Training and awareness initiatives
In response to evolving threats, new training initiatives have emerged, such as online Action Counters Terrorism(ACT) training, providing organisations with essential knowledge on responding to security breaches. The importance of communication with clients, including real-time alerts and ground-level training, is essential to keep management teams informed and prepared. Organisations must ensure that security teams, at both management and operational levels, and whether in-house or contracted, have received SIA approved training. Organisations need to strive to deliver training which goes beyond ‘minimum standards’, such as behavioural detection and sector specific initiatives that will inform security teams of the threats faced by the organisation.

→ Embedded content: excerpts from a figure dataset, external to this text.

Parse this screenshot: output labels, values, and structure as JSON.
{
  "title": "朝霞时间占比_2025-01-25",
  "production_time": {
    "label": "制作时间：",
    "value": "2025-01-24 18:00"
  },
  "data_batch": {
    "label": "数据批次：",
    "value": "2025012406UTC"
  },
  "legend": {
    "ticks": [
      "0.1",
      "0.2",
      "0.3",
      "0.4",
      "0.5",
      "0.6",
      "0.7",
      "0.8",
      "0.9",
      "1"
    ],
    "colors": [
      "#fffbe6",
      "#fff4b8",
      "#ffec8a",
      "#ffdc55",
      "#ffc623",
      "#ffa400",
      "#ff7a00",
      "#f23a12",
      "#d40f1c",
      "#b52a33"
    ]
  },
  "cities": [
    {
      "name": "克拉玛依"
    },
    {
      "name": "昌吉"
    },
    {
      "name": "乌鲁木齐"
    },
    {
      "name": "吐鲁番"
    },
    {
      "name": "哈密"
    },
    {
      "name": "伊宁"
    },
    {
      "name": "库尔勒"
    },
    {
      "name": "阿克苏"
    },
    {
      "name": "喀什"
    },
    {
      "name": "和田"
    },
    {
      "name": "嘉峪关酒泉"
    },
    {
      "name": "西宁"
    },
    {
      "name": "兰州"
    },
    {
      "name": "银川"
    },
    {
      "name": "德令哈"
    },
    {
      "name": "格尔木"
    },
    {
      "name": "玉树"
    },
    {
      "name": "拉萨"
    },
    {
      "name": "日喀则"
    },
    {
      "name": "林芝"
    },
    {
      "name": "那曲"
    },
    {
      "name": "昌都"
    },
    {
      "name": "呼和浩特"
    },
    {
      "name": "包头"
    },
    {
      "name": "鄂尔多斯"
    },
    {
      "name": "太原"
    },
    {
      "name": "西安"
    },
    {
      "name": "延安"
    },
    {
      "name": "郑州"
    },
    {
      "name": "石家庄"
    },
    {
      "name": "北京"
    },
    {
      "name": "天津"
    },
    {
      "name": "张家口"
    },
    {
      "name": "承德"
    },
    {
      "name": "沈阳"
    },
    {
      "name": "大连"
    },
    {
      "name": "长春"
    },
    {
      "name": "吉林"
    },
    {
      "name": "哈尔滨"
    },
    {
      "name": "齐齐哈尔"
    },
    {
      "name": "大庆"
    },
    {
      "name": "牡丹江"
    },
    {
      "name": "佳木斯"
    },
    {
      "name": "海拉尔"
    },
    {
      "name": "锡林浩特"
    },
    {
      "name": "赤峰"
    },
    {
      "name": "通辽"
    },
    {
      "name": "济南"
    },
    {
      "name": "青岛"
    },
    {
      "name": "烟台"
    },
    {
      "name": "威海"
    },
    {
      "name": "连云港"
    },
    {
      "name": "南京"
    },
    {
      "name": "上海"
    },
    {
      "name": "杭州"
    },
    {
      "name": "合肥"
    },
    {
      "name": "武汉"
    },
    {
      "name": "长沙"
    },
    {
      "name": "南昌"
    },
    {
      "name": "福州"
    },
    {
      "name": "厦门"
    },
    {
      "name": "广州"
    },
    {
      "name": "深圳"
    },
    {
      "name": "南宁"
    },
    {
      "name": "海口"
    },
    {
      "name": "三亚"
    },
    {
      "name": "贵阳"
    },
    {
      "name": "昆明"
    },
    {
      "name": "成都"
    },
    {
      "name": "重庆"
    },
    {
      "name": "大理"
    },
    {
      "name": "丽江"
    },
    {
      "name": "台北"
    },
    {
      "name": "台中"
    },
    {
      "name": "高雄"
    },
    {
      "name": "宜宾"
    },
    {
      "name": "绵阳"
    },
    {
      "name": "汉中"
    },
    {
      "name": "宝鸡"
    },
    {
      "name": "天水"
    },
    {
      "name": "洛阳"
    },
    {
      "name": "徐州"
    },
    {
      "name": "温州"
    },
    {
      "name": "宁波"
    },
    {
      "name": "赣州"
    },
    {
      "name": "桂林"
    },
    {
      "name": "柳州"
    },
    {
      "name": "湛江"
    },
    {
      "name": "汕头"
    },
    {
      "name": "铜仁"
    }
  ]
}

Martyn’s Law and Its Impact
We are hopeful that momentum for Martyn’s Law, officially titled The Terrorism (Protection of Premises) Bill), which is aimed at enhancing security measures in public places, will build in 2024. While there is some uncertainty regarding its implementation, we are not the only security experts to argue for its necessity. The Manchester Arena and O2 Arena attacks highlight the potential preventive impact of such legislation that draws parallels with mandatory health and safety measures. Until Martyn’s Law is enshrined in law, organisations should question the efficacy of existing security measures. The draft Bill’s proposals would impose mandatory threat assessments for relevant premises, which would be a major step forward in protecting people from the impact of terrorism.
The Duke of Wellington famously once said: “All the business of war, indeed all the business of life, is to endeavour to find out what you don’t know from what you do: that is what is called “guessing what’s on the other side of the hill”.
And so, as we navigate the complex and dynamic security landscape of 2024, with its twists and turns, knowns and unknowns, we must find out what we know, and pre-empt what might be coming our way. A holistic approach that combines resilience, proactivity, adaptability, training, and legislative support is crucial in our ongoing mission to protect more than you think.